Volgens Viola wil Brazilië het leiderschap in de klimaatonderhandelingen naar zich toetrekken. Brazilië schuift op in de richting van de Europese Unie en van landen als Japan, Australië en Zuid-Korea, die eveneens concrete engagementen willen aangaan, en verwijdert zich van landen als China en India.
Kyoto
In de jaren negentig speelde het Zuid-Amerikaanse land al een belangrijke rol bij de totstandkoming van het Kyotoprotocol. Daardoor kwam het principe van “gemeenschappelijke maar gedifferentieerde verantwoordelijkheden” tot stand. Voor industrielanden werden verplichte doelstellingen vastgesteld, en via een Mechanisme voor Schone Ontwikkeling (Clean Development Mechanism) konden industrielanden in projecten voor uitstootvermindering in ontwikkelingslanden investeren in ruil voor uitstootkredieten.

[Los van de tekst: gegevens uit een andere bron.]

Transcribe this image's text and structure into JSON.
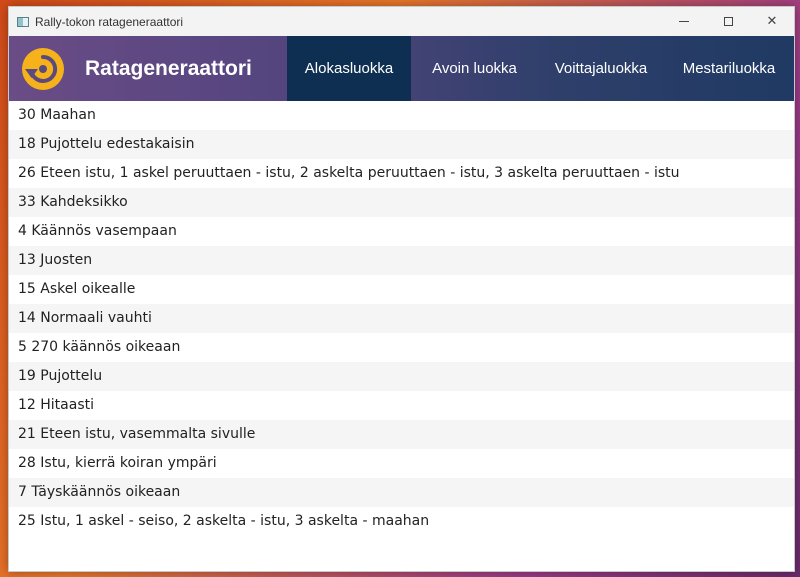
{
  "window": {
    "title": "Rally-tokon ratageneraattori",
    "controls": {
      "minimize": "",
      "maximize": "",
      "close": "✕"
    }
  },
  "header": {
    "brand_title": "Ratageneraattori",
    "logo_icon": "cycle-arrow-icon",
    "accent_color": "#f5b21b",
    "tabs": [
      {
        "label": "Alokasluokka",
        "active": true
      },
      {
        "label": "Avoin luokka",
        "active": false
      },
      {
        "label": "Voittajaluokka",
        "active": false
      },
      {
        "label": "Mestariluokka",
        "active": false
      }
    ]
  },
  "course": {
    "items": [
      "30 Maahan",
      "18 Pujottelu edestakaisin",
      "26 Eteen istu, 1 askel peruuttaen - istu, 2 askelta peruuttaen - istu, 3 askelta peruuttaen - istu",
      "33 Kahdeksikko",
      "4 Käännös vasempaan",
      "13 Juosten",
      "15 Askel oikealle",
      "14 Normaali vauhti",
      "5 270 käännös oikeaan",
      "19 Pujottelu",
      "12 Hitaasti",
      "21 Eteen istu, vasemmalta sivulle",
      "28 Istu, kierrä koiran ympäri",
      "7 Täyskäännös oikeaan",
      "25 Istu, 1 askel - seiso, 2 askelta - istu, 3 askelta - maahan"
    ]
  }
}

Maar door de ernst van de nieuwe klimaatstudies en de sterke economische groei van landen als China, India en Brazilië, werd die Noord-Zuidfocus ondergraven en groeide de internationale druk op deze landen om ook een klimaatinspanning te doen.
Presidentsverkiezingen
Viola wijt de “historische breuk” aan een “samenloop van factoren”. De beslissende factor was volgens hem de (nog niet officiële) kandidatuur van voormalig milieuminister Marina Silva voor de presidentsverkiezingen van 2010.
Marina Silva nam vorig jaar ontslag als minister omdat ze te weinig steun kreeg van president Luiz Inácio Lula da Silva. In augustus kondigde ze aan dat ze van de regerende Arbeiderspartij naar de Groene Partij overstapte. Daarmee gaf ze impliciet te kennen dat ze volgend jaar een gooi naar het presidentschap doet.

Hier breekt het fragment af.